Palindrome Removal in C++

Suppose we have an integer array called arr, now in one move we can select a palindromic subarray from index i to j where i <= j, and remove that subarray from the given array. We have to keep in mind that after removing a subarray, the elements on the left and on the right of that subarray move to fill the gap left by the removal. We have to find the minimum number of moves needed to remove all numbers from the array.

So, if the input is like arr = [1,3,4,1,5], then the output will be 3, as we can remove in this sequence, remove [4] then remove [1,3,1] then remove [5].

To solve this, we will follow these steps −

• n := size of arr

• Define one 2D array dp of size (n + 1) x (n + 1)

• for initialize l := 1, when l <= n, update (increase l by 1), do −

  • for initialize i := 0, j := l - 1, when j < n, update (increase i by 1), (increase j by 1), do −

    • if l is same as 1, then −

      • dp[i, j] := 1

    • Otherwise

      • dp[i, j] := 1 + dp[i + 1, j]

      • if i + 1 < n and arr[i] is same as arr[i + 1], then −

        • dp[i, j] := minimum of dp[i, j] and 1 + dp[i + 2, j]

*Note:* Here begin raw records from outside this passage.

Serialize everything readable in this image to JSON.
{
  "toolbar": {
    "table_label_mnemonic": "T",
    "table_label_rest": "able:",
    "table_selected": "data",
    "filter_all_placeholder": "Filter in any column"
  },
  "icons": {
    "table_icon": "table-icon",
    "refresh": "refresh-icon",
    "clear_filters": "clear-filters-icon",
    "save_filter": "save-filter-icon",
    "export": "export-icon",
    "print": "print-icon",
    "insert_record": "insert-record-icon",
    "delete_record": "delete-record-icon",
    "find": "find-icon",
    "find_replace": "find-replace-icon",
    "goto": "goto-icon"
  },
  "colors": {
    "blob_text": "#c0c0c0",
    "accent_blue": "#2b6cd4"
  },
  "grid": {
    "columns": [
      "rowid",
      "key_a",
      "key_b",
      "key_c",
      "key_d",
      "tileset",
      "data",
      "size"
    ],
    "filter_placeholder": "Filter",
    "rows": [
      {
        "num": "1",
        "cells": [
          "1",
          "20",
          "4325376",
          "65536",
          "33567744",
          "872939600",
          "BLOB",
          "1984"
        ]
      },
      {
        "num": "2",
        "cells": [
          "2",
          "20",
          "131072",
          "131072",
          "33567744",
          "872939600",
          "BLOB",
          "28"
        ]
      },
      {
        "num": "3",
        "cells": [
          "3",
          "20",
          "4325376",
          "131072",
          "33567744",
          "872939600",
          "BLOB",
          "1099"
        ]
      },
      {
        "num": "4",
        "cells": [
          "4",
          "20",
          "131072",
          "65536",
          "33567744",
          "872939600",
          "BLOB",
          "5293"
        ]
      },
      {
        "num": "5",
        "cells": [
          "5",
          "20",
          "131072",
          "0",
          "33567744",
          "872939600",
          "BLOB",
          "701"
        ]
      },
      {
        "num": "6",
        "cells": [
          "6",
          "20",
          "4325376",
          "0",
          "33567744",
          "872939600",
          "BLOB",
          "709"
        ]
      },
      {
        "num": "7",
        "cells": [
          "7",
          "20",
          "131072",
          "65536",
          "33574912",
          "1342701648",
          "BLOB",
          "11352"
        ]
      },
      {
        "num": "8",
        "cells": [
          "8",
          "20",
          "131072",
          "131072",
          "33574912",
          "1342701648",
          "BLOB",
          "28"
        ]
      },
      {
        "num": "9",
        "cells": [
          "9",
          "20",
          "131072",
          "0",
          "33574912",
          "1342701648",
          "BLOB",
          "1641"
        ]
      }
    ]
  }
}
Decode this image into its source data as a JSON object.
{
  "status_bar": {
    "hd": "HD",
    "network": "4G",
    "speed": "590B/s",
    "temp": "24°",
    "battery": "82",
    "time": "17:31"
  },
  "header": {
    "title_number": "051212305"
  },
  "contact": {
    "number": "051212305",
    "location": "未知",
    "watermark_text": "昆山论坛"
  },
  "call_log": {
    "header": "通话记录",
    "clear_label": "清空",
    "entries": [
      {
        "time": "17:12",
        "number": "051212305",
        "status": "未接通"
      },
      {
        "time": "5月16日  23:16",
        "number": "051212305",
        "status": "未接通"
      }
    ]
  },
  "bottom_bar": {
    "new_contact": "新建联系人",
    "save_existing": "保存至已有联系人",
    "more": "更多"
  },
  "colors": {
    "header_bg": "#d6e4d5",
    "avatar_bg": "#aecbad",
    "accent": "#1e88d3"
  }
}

      • for initialize k := i + 2, when k <= j, update (increase k by 1), do −

        • if arr[i] is same as arr[k], then −

          • dp[i, j] := minimum of dp[i, j] and dp[i + 1, k - 1] + dp[k + 1, j]

• return dp[0, n - 1]

Let us see the following implementation to get better understanding −

Example

 Live Demo

#include <bits/stdc++.h>
using namespace std;
class Solution {
   public:
   int minimumMoves(vector<int>& arr) {
      int n = arr.size();
      vector<vector<int> > dp(n + 1, vector<int>(n + 1));
      for (int l = 1; l <= n; l++) {
         for (int i = 0, j = l - 1; j < n; i++, j++) {
            if (l == 1) {
               dp[i][j] = 1;
            } else {
               dp[i][j] = 1 + dp[i + 1][j];
               if (i + 1 < n && arr[i] == arr[i + 1])
               dp[i][j] = min(dp[i][j], 1 + dp[i + 2][j]);
               for (int k = i + 2; k <= j; k++) {
                  if (arr[i] == arr[k]) {
                     dp[i][j] = min(dp[i][j], dp[i + 1][k - 1] + dp[k + 1][j]);
                  }
               }
            }
         }
      }
      return dp[0][n - 1];
   }
};
main(){
   Solution ob;
   vector<int> v = {1,2};
   cout << (ob.minimumMoves(v));
}

Input

[1,2]

Output

2